What I use: FVCOM 4.4.6; IDE Pycharm
Root Causes:
-
Temperature/salinity data failed to pass correctly due to incorrect nodes variable naming
-
Even when passed successfully, sigma-coordinate (siglev siglay) issues prevented proper data reading
Implemented Fixes:
I modified the nodes variable and added code to read ’node_variables‘ with (time, siglay, node) dimensional structure.
1. Required Variables The oil spill model's requested_variables requires these four variables: ['x_sea_water_velocity', 'y_sea_water_velocity', 'sea_water_temperature', 'sea_water_salinity']

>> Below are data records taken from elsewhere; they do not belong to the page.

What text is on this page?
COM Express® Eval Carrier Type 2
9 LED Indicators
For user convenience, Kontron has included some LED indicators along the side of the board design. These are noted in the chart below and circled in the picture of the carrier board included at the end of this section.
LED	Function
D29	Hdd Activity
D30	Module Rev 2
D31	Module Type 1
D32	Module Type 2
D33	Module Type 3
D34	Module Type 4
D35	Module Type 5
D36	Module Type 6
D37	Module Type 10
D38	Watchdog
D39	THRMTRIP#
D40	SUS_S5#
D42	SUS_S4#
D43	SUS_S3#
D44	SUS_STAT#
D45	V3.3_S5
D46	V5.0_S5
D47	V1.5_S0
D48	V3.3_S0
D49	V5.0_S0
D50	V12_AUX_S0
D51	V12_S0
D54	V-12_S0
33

2.Unstructured Grid Data Issue For unstructured grids, temperature (sea_water_temperature) and salinity (sea_water_salinity) are stored as node variables. The original code failed to read these because: These variables use siglay (sigma layers) rather than siglev (sigma levels) for vertical coordinates
3.Implemented Solution Added siglay support to enable proper reading of these variables. Below is the netCDF structure from my data same as AkvaplanNiva_sample_lonlat_fixed.nc:
float32 temp(time, siglay, node)
long_name: temperature
standard_name: sea_water_temperature
units: degrees_C
grid: fvcom_grid
coordinates: time siglay lat lon
type: data
mesh: fvcom_mesh
location: node
unlimited dimensions: time
current shape = (24, 34, 152842)
float32 salinity(time, siglay, node)
long_name: salinity
standard_name: sea_water_salinity
units: 1e-3
grid: fvcom_grid
coordinates: time siglay lat lon
type: data
mesh: fvcom_mesh
location: node
Here are my modified
a. changed the standard_name in nodes variable, we can noticed the standard_name in temp and Salinity are standard_name: sea_water_temperature, standard_name: sea_water_salinity.
Without this fix, the code will raise exceptions"missing variables requested" because the len(node_variables) is Null.
node_variables = [
#---changed by cyao -----
# 'salinity',
# 'temperature',
'sea_water_salinity',
'sea_water_temperature',
#--------END-----------
'sea_floor_depth_below_sea_level',
'sea_floor_depth_below_geoid',
'sea_surface_height_above_geoid',
]
b. added the parts to read nodes Variables with (time, siglay, node) dimension. I added the codes below in this part.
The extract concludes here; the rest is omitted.